Health on a Heating Planet
Beyond melting glaciers and rising seas, climate change leaves its deepest scars on bodies and lives—from heat strokes to hunger, from cholera to cardiac disease;
The impact of climate change on human health is clear and evident across countries around the world. Some of the obvious ways in which this happens are extreme heat, floods, and droughts directly affecting people, and the respiratory and cardiac diseases occurring as a result of air pollution. There are indirect effects of climate change too: the rise in the frequency and intensity of infectious diseases (both vector-borne and water-borne), as well as a fall in crop yields. In this article, we will discuss these direct and indirect effects of climate change on human health.
Direct and Indirect Effects of Climate Change on Human Health
Many countries have carried out detailed vulnerability and adaptability assessments in the context of climate change. Such assessments map the impact of climate change on people, identify vulnerable populations, and then suggest adaptation policies. Here, we will broadly examine the direct and indirect effects of climate change on human health.
Direct Effects
Among the direct effects of climate change are those that impact the biological aspects of human health. Some of these are:
- Extreme Heat: The effects include heat strokes and acute dehydration. Extreme heat days were once limited to Asia and Africa, but are now common in Europe and North America as well. The heat wave in Europe in 2023 was well documented, leading to the deaths of more than fifty thousand people.

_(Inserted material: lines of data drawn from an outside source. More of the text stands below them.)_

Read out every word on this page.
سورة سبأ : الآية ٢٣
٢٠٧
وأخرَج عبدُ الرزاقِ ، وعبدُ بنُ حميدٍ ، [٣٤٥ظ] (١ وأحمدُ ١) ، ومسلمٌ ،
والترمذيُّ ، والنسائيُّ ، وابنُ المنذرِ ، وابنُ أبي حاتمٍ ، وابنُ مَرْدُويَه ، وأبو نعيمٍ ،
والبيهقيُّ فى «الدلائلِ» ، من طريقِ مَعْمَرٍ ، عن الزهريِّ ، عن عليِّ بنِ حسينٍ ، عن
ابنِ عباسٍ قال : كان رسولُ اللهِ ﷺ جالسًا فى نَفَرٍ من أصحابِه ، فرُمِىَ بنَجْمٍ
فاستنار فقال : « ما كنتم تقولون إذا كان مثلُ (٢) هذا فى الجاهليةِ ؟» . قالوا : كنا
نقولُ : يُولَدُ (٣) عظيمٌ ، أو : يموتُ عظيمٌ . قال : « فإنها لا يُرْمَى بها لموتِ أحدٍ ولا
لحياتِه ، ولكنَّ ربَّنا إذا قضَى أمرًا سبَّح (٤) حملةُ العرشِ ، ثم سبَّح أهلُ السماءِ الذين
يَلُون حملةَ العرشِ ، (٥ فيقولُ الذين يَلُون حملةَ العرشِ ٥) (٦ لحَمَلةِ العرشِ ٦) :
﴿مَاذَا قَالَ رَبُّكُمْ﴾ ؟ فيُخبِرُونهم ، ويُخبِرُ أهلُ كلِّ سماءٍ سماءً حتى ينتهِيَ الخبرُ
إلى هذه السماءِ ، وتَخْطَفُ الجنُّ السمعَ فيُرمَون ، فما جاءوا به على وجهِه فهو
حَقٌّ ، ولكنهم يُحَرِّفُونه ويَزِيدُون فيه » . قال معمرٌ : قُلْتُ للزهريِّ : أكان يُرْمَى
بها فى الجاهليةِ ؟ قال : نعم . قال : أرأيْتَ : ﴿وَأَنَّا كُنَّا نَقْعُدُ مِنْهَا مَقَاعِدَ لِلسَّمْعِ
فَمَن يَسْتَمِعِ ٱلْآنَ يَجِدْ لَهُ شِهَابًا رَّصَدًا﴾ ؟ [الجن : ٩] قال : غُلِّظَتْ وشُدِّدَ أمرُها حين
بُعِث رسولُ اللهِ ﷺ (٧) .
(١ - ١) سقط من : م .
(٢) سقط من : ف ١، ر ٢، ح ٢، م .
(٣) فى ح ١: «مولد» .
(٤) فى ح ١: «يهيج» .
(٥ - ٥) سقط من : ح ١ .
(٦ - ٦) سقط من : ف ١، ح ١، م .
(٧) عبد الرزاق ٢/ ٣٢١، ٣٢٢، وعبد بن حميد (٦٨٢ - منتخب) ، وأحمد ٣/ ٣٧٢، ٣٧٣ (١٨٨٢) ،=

- Extreme Weather Events: Storms and cyclones have become more frequent and carry very high moisture, leading to widespread flooding. These are now common in coastal areas, including the USA, the Philippines, and the Caribbean.
- Forest Fires: In dry weather conditions, forest fires are increasingly frequent. The fires in Canada in 2023 and in California in 2024 were devastating, leading to injuries and deaths.
- Air Pollution: The rise in greenhouse gas emissions due to increased fossil fuel use has worsened air pollution, primarily in developing-country cities such as Delhi, Cairo, Hanoi, and Dhaka.
Indirect Effects
The indirect effects of climate change on human health include:
- Vector-Borne Diseases: Longer warm periods, increased temperatures, and higher humidity create perfect breeding grounds for mosquitoes (Anopheles, which causes malaria, and Aedes aegypti, which causes dengue), as well as other insects and ticks. These conditions lengthen transmission periods for diseases.
- Waterborne Diseases: Erratic and skewed rainfall often leads to water contamination, causing outbreaks of cholera, typhoid, and diarrhoea.
- Food Security: Flooding and droughts have disrupted the flowering season of many cereals and plants, reducing agricultural productivity. Livestock deaths and a decline in fish populations in coastal areas add to the challenge.
Unequal Burden
The direct and indirect effects are felt most acutely in poor and developing countries, which have far fewer resources to adapt to these challenges. Vector-borne diseases, for instance, are most common in South America, Asia, and Africa. Widespread outbreaks of cholera and typhoid follow a similar pattern. The rising disease load in these countries also puts immense pressure on fragile health systems, which already face financial and infrastructural challenges even in normal times.
In short, extreme and severe weather—high heat, erratic rainfall, floods, and droughts—affects water quality and triggers vector-borne and water-borne diseases, lowers agricultural productivity, and strains food supply. Pollution, forest fires, and extreme heat also drive an increase in heart and lung diseases.
Conclusion
Climate change and global warming adversely affect human health, with impacts felt across the economy and society in the form of reduced human and agricultural productivity. To use the term coined by U.S. security expert Sherri Goodman during the Clinton administration, climate change and global warming act as a “threat multiplier”, compounding existing challenges in critical sectors such as agriculture, health, and infrastructure.